With a genetic predisposition, the ability to adapt is reduced and the production of neurotransmitters in the body (norepinephrine, serotonin, dopamine) - hormones of joy, pleasure and love - is impaired.
Decreased production of these hormones is the cause of the gloomy worldview of people with endogenous depression. This affects the increased emotionality of a person, even with minor stresses.
Stress and trauma, negative emotions can provoke another episode of depression, but they are not the main cause of it. They just affect the work of the hormonal and nervous systems. The development of depression is also promoted by the night work, violations of circadian rhythms, a lack of ultraviolet radiation.
Endogenous depression can often manifest itself in so-called workaholics, people with the tendency to hyperactivity, and perfectionism. The character of people with such depression is dominated by such traits as responsibility, anxiety, suspiciousness, insecurity.
Endogenous depression: treatment
For endogenous depression, an integrated approach is recommended. It is important and necessary to contact a specialist psychotherapist who will select the treatment and prescribe the appropriate therapy. The effectiveness of cognitive-behavioral psychotherapy has been scientifically proven.

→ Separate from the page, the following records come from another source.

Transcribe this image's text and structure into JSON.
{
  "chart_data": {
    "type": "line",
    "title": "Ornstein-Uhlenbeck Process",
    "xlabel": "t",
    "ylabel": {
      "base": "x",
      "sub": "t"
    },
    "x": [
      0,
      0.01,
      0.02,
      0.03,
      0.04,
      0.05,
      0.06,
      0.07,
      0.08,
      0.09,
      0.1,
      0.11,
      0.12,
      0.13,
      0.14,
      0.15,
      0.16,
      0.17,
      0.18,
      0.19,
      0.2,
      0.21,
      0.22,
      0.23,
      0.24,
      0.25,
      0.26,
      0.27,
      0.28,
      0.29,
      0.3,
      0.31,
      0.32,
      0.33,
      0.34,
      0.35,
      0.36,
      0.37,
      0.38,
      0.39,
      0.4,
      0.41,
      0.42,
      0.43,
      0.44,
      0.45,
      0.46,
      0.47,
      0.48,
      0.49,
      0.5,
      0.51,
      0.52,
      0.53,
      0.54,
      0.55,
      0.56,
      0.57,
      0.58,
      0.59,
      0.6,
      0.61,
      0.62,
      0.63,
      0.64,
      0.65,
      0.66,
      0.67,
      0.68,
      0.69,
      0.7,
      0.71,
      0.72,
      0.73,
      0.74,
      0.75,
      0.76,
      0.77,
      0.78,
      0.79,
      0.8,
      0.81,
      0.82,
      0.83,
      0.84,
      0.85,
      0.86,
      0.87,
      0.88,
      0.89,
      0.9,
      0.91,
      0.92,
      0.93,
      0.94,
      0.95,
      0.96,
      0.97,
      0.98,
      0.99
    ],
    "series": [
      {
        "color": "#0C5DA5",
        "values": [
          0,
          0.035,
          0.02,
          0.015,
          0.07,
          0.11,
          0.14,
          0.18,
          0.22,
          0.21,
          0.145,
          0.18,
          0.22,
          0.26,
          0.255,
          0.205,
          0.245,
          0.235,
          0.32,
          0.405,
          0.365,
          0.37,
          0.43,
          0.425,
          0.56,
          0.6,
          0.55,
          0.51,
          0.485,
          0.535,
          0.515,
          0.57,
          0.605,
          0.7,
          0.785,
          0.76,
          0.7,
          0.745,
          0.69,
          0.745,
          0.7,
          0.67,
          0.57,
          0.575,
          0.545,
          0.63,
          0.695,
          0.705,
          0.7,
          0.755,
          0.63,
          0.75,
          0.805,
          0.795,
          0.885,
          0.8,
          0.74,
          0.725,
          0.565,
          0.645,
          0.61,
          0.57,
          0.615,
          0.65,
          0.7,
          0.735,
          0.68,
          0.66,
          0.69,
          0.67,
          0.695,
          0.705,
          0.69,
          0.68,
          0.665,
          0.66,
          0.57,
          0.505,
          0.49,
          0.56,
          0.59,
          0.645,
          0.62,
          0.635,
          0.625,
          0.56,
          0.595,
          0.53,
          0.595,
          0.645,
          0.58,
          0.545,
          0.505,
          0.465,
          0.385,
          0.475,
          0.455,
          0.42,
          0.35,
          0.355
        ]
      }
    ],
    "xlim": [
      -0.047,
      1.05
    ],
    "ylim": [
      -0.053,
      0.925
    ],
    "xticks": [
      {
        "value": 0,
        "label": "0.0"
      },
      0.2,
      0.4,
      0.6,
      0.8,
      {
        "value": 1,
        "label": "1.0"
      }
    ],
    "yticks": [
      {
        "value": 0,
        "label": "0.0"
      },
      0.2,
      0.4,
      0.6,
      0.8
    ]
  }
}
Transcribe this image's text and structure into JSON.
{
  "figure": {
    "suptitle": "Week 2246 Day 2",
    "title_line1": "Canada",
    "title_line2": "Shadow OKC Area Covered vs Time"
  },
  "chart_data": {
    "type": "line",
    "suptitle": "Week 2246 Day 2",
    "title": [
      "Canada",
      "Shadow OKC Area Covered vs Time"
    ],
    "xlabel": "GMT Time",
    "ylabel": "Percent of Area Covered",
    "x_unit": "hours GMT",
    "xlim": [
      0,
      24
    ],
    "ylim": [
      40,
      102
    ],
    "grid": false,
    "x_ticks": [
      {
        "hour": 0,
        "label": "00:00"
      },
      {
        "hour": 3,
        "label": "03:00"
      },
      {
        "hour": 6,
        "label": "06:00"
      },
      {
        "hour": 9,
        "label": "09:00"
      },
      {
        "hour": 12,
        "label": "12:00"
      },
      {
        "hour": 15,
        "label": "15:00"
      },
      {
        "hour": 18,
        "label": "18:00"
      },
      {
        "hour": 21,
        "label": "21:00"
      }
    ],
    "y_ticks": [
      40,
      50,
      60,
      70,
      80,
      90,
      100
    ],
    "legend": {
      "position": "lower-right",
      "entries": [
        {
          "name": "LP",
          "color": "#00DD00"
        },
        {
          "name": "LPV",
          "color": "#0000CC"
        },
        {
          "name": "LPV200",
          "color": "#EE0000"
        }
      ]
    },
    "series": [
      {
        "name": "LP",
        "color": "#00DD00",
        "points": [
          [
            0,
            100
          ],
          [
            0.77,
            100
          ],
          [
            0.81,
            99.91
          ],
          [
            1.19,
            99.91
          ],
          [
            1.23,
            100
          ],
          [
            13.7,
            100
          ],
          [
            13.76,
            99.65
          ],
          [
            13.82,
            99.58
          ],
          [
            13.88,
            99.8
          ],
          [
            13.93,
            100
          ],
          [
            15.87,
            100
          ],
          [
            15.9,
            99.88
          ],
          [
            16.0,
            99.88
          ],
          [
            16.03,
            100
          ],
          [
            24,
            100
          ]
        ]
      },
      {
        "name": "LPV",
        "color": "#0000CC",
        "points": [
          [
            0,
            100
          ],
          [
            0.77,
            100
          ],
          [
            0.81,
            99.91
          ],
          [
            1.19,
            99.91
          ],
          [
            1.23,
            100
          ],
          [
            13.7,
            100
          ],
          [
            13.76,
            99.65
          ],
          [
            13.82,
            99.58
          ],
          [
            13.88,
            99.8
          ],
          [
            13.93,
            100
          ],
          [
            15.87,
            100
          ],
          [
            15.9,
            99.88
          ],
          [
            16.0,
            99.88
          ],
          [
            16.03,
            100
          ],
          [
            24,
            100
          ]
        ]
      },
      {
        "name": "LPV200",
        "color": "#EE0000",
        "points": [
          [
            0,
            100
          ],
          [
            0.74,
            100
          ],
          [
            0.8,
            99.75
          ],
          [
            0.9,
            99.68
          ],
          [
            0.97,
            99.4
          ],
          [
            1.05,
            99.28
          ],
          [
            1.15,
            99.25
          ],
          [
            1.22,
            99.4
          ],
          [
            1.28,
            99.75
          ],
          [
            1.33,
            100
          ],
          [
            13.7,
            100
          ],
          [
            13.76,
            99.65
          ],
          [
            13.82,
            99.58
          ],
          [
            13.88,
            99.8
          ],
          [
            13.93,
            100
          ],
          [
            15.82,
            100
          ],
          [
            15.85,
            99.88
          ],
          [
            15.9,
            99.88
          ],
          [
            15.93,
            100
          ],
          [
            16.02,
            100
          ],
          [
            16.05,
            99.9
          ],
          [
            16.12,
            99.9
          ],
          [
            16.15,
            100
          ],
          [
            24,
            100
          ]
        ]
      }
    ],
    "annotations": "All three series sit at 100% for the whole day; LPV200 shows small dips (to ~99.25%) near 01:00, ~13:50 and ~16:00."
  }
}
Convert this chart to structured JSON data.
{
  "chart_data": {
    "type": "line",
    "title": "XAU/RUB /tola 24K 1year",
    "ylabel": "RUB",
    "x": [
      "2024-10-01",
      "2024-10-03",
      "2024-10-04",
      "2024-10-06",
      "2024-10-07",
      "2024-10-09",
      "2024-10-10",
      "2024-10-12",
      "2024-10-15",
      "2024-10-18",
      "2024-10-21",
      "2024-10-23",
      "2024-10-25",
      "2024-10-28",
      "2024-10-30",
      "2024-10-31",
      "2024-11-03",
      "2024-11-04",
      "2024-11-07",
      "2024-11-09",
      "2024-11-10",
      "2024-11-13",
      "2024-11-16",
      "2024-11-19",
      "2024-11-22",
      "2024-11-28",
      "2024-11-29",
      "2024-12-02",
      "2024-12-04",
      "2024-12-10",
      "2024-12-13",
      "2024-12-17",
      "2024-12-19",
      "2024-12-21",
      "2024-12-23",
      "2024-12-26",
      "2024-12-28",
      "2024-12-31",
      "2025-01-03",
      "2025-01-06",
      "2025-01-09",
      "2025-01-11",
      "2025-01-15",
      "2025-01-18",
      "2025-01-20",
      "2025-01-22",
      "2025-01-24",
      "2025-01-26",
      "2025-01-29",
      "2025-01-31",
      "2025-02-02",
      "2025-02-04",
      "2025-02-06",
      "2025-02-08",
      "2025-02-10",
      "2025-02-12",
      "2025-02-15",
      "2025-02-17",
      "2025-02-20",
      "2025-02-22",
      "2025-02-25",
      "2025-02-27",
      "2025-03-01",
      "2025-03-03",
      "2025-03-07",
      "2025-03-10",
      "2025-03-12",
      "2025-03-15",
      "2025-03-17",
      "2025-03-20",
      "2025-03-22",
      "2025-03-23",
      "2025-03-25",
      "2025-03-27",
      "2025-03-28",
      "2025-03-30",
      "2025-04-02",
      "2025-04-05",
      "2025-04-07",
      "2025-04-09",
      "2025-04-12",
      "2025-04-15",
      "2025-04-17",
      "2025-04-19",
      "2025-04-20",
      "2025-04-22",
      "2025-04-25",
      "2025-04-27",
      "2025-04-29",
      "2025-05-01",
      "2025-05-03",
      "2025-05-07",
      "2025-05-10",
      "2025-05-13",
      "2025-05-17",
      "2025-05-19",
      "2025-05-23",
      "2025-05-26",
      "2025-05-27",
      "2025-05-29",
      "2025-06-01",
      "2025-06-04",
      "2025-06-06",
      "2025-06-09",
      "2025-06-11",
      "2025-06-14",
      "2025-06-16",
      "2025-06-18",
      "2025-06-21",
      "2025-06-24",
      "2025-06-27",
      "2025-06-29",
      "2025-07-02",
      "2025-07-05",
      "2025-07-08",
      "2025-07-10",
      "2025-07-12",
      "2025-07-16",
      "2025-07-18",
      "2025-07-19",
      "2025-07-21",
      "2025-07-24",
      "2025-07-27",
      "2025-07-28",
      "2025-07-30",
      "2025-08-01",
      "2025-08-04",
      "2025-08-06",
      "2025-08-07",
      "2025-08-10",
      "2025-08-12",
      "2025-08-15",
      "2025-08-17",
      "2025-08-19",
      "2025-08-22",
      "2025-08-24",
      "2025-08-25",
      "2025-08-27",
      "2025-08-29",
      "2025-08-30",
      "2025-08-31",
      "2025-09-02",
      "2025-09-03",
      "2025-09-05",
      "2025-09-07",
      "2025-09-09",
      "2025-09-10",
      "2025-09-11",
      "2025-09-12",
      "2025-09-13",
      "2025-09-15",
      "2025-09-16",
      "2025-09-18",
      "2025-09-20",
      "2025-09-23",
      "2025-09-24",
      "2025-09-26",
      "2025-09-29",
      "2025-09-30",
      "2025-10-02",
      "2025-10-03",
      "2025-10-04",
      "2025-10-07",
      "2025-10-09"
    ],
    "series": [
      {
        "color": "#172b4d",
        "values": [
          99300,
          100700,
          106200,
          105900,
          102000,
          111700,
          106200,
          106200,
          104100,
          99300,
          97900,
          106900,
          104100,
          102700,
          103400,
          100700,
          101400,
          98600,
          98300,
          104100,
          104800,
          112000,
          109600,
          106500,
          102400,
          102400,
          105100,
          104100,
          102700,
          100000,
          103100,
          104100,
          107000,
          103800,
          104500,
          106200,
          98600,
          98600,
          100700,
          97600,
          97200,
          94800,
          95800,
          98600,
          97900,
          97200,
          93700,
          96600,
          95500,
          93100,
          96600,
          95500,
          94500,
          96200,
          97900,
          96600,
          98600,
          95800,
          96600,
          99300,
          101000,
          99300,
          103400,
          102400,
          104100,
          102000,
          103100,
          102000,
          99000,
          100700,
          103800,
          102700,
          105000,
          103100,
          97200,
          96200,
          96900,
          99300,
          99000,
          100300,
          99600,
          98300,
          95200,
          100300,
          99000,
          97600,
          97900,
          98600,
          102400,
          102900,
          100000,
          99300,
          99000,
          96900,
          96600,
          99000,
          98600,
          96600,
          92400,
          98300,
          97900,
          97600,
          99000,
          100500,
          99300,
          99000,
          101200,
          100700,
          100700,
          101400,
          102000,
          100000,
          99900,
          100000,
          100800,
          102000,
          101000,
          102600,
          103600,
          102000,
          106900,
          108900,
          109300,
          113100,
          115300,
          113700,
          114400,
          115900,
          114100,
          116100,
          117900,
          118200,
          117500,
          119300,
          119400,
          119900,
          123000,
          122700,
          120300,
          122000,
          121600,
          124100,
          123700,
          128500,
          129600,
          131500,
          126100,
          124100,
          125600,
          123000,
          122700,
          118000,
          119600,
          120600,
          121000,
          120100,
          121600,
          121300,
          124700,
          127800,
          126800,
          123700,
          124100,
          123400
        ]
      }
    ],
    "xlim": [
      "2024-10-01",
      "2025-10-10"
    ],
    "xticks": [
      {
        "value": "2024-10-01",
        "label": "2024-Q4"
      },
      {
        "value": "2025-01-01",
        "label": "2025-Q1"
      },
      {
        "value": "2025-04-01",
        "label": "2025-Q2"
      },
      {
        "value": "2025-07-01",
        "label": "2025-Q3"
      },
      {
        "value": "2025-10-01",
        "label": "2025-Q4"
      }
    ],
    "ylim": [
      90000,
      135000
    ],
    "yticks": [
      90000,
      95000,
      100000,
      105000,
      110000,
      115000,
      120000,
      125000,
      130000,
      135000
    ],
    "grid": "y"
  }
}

Determination of the treatment strategy should be carried out taking into account the characteristics of the disease and the nature of the patient's personal characteristics.
Since the treatment is based on the use of medications, you should not try to cope with this disease on your own.
In drug treatment, antidepressants (for instance, Imipramine) and antipsychotics are used. In severe disease, tranquilizers and nootropics are used.
In case of a negative result, the method of simultaneous withdrawal of therapy can be used. And in the case of its ineffectiveness, electroconvulsive therapy is used.
In addition to psychopharmacotherapeutic measures, patients need psychotherapy.
It is important for the patient to realize the need to adapt to the disease, to the interests of others. It is imperative to understand the importance of changing from active therapy to supportive therapy. Psychotherapy will not cure this type of depression without medication.
Endogenous depression risk groups
Depression is one of the frequent causes of decreased performance and is a serious medical and social problem. When depressed, people may think that their mental discomfort is not a sufficient reason to see a specialist but it is not true. Only a comprehensive approach can solve the problem and let the patient to live a full and happy life.
People who are in a risk group for endogenous depression:
- Pregnant women and women who recently have given birth are more prone to depression. Due to the fact that it is not always possible for pregnant women and mothers to take medications, there are non-drug treatments for depression: psychotherapy, relaxation, sleep regulation, social support, light and music therapy.
- People with terminal illnesses and elderly people. In old age, loneliness, social disintegration, loss of loved ones, disabling somatic diseases, decreased cognitive functions and being in special institutions (hospitals, care institutions) contribute to depressive conditions and are risk factors. In this regard, it is necessary to pay attention to the elderly, provide them with social assistance and psychological support.
Patients very rarely seek help from specialists. But it's important to understand that depression isn't just a depressed mood. It is a psychological disease, and self-treatment usually does not work. The effectiveness of treatment depends on the correct diagnosis. It is necessary to follow the recommendations of the attending physician.